Oh sure, a six-year, $33.3-million contract given to a 22-year-old who’s suffered a few injuries over his first two seasons in the NHL isn’t exactly a riskless proposition.
But the risk the Canadiens are taking by committing this money to Guhle now pales in comparison to the one they’d have been taking letting him play out the final season of his entry-level contract without an extension in place. With where his game is trending — and where the finances of the game are trending — the price over six years was most likely to be considerably higher by next summer, so there was no reason to wait.
Right now, Guhle’s game is in a good enough place to suggest the backend of his deal is likely to become a bargain and the front end of it will likely prove to be more than just palatable, making it just like a pair of other deals Canadiens general manager Kent Hughes has made since taking over in 2021.
Hughes identified Cole Caufield and Juraj Slafkovsky as young, core players and positioned eight-year deals with them to become bargains at the same time the Canadiens will be entering their competitive window — at a time when money tied up in aging veterans Josh Anderson and Brendan Gallagher will be coming off the books and the NHL’s salary cap will be reaching record heights. Those deals (like this one with Guhle) are smart bets, and relatively safe ones too.
That Guhle’s — like Slafkovsky’s — new contract doesn’t kick in for another year only increases the chances of it fitting both categories.
Guhle, who was chosen 16th overall in the 2020 Draft, has already shown he can match up against the best offensive players in the world on a nightly basis. He’s more than held his own under those circumstances—and from both sides of the blue line, averaging 20:43 and contributing at both ends of the ice—and it’s hard to imagine him doing anything but improving with the experience he’ll gain between now and the start of his new deal.
The Edmonton native will be getting paid well, considering knee, ankle and head injuries that sidelined him for 50 games spread over the last two seasons. It’s a good chunk of change for a defenceman who has yet to produce the type of offence that commands the type of lucrative, long-term commitment he received at his age.
But Guhle’s already the second-best defenceman on the Canadiens and trending towards becoming the best one in short order, and his decision to commit now before taking one more year to build up his case for a bigger contract speaks not only to his maturity but also his belief in what the Canadiens are building.
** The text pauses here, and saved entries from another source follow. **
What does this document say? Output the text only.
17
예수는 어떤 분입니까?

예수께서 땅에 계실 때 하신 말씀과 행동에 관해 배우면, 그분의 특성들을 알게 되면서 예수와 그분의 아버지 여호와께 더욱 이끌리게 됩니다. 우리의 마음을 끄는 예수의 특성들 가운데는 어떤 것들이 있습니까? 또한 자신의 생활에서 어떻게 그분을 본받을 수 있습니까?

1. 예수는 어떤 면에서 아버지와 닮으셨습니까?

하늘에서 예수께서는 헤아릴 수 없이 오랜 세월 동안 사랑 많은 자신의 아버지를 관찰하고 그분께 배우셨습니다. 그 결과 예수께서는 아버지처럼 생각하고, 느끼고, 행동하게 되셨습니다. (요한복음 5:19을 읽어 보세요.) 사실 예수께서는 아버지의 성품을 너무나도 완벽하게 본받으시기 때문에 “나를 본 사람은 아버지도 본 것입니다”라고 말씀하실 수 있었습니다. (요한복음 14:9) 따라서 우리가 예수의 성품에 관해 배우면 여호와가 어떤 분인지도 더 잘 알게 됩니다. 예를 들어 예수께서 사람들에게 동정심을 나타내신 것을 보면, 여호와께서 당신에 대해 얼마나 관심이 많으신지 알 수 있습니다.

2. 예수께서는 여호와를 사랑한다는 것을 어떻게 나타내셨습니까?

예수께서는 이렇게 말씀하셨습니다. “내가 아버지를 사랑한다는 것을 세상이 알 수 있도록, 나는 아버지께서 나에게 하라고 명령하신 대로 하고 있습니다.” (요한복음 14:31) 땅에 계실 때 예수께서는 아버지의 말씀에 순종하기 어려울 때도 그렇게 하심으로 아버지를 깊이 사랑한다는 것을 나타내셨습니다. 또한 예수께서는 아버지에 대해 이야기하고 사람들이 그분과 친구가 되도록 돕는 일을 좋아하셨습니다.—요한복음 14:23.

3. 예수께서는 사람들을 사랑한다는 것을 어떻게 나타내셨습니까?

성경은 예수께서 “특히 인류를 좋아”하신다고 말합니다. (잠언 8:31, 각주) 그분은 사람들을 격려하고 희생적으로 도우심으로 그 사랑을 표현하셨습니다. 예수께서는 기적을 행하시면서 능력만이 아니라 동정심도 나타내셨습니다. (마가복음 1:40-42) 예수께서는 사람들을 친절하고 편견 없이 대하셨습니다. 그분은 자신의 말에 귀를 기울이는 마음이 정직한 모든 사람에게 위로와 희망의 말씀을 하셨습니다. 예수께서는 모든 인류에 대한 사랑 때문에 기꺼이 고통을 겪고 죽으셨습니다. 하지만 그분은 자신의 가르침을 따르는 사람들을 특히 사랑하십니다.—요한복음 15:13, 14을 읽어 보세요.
That’s a value add in itself.
“I feel it with this group. I feel it around the team. I just want to be there,” Guhle said during a late-afternoon Zoom conference with reporters. “I just want to be in Montreal, be with those guys and battle with those guys every night.”
It’s one thing to say it, but Guhle has proven that night-in, night-out since joining the Canadiens in the fall of 2022.
His commitment — along with his performance — sets the bar reasonably high for the other promising defencemen (like Lane Hutson, David Reinbacher and Logan Mailloux) rising through the system, and his contract helps create a hierarchical structure on the back end that’s similar to the one the Canadiens have up front (with captain Nick Suzuki being the highest-paid forward, at $7.87 million per season through 2030).
It sure makes for a healthy cap situation, affording the Canadiens the financial flexibility they’ll need when they have the incentive to dive into the free-agent market from the high board.
The NHL’s cap is expected to rise from $88 million in 2024-25 to at least $92 million in 2025-26, when extensions for Guhle and Slafkovsky kick in. It could be well over $100 million by 2027-28, and the Canadiens will need every penny they can save between now and then to meet contract demands at that time.
The deals with all four of their young, core members will help them do it. The financial benefits of those deals to the team are practically indisputable.
The benefits from a team-building perspective are also practically indisputable.
Winning teams need point-per-game, complete centres like Suzuki. Winning teams need prolific scorers like Caufield. Winning teams need power forwards like Slafkovsky. And all of them need versatile, steady, physical, play-in-all situations defencemen like Guhle.
Had he not exhibited all of those qualities already, we’d be talking about a contract for him like the ones Arber Xhekaj and Justin Barron signed on Tuesday.
But because Guhle has, this deal isn’t much of a gamble at all.